The intelligence testing movement of the first four decades of the 20th century and its attendant controversies lead to the development of classical test theory (CTT). Many of the familiar constructs, such as true score, reliability, and validity, arose from Spearman's work in providing a mathematical underpinning for his theory of intelligence. Since the dominant statistical theory of the time was Pearsonian statistics, CTT rests heavily on correlational concepts. Gulliksen's (1950) book contained a comprehensive presentation of the theory within a Pearsonian framework. Subsequently, Lord and Novick (1968) reformulated the basic constructs of the theory using a modern mathematical statistical approach. The basic element in this theory was the test score. Items and their characteristics played a minor role in the structure of the theory.
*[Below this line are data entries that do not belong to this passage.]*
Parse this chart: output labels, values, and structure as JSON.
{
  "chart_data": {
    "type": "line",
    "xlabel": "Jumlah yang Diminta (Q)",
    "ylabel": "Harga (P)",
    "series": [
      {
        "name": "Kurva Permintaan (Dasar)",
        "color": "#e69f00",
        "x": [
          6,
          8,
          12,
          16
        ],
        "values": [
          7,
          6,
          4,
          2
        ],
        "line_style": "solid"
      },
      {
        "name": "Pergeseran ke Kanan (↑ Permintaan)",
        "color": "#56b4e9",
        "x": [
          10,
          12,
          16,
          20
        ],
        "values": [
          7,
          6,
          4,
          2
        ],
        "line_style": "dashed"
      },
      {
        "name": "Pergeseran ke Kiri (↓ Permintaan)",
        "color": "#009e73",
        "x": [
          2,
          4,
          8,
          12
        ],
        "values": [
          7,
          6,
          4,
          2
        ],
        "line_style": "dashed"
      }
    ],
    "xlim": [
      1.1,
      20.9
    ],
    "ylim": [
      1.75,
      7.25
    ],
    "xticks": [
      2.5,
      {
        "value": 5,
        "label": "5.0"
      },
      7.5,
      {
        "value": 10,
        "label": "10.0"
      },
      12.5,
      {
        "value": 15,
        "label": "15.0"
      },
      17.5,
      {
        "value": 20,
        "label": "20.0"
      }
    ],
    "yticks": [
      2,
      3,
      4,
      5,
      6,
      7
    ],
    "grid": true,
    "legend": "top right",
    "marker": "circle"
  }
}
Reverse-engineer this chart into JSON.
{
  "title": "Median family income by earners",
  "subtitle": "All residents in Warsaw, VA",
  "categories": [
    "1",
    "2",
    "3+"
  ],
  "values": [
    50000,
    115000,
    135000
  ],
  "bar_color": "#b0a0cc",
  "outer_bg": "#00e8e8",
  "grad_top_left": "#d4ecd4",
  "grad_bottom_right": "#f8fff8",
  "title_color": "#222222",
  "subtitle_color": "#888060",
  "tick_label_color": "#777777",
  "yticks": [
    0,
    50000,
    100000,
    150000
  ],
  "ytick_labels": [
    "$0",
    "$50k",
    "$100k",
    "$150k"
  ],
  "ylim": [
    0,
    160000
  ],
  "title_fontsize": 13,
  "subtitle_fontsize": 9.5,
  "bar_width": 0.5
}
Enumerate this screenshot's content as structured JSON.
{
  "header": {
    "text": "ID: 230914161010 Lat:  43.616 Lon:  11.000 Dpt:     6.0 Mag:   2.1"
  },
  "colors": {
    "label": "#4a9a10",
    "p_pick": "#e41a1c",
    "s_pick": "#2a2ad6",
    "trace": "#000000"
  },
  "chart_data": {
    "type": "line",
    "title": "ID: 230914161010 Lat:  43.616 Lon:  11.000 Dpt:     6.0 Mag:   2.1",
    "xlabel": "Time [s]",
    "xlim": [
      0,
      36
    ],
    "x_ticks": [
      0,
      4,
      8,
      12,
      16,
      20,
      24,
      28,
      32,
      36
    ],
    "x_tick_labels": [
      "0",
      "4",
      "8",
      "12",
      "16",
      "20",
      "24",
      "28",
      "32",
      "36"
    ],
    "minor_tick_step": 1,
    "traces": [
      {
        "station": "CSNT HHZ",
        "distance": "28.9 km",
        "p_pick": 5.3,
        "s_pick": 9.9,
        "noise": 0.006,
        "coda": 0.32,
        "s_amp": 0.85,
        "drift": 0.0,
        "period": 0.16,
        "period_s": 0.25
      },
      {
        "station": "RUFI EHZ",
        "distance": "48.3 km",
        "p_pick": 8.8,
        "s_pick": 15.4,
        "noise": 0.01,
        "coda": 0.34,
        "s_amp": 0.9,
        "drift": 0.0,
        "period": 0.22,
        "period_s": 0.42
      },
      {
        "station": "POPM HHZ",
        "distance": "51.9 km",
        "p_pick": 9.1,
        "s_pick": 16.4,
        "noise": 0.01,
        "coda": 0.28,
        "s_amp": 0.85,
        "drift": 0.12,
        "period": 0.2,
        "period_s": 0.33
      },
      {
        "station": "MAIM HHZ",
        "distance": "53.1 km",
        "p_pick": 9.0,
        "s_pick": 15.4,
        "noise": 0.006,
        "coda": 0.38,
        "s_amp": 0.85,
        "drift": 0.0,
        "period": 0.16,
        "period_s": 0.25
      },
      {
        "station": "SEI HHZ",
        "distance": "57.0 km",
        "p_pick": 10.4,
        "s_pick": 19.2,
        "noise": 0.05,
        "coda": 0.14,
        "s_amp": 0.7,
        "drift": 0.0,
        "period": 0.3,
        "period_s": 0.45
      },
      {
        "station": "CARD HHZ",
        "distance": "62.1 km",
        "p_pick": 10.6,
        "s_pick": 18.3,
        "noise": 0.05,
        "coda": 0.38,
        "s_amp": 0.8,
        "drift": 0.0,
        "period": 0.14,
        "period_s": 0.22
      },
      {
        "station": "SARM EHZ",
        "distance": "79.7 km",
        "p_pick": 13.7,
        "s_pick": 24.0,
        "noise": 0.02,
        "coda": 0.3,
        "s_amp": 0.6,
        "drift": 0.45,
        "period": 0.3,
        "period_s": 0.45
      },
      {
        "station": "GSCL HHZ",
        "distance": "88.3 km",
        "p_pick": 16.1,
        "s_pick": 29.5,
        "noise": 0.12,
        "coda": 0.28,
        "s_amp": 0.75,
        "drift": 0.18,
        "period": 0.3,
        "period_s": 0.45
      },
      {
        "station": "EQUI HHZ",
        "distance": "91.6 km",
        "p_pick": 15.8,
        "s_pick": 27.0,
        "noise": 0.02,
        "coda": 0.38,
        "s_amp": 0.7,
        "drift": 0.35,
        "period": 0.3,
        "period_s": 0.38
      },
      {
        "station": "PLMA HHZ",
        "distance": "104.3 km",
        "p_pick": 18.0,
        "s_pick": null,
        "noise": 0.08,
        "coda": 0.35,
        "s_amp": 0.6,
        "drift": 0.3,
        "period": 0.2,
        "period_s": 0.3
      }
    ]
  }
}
Over the years, both the psychometric theoretician and the practitioner became dissatisfied with the discontinuity between roles of items and test scores in the theory. It seemed intuitively reasonable that a test theory should start with the characteristics of the items composing a test rather than with the resultant score. The origins of such an item-based test theory can be seen in the work of Binet and Simon (1916). They used a tabular presentation of the functional relation between the proportion of correct response to an item and chronological age to place items within their intelligence test. Terman (1916) and Terman and Merrill (1937) used this same kind of inforn1ation to plot curves relating the two variables. In modern parlance, they were using item characteristic curves. For many years, the item characteristic curve approach was considered simply as an alternative item analysis technique. The work of Lawley (1943) marks the beginning of a test theory based upon the items of a test. In a remarkable paper, Lawley showed how to obtain maximum likelihood estimates of the parameters of the item characteristic curve, defined the true score in terms of the items of a test, and showed that the classical reliability coefficient can also be expressed as a function of these item parameters. Thus, what had been understood intuitively in the past had come to pass. A major extension of Lawley's work was due to Lord (1952), who showed that a wide range of additional classical test theory constructs could be expressed as functions of the parameters of the item characteristic curves of the test items. The work of these two men

established the basic concepts of the psychometric theory based on items now known as item response theory (IRT).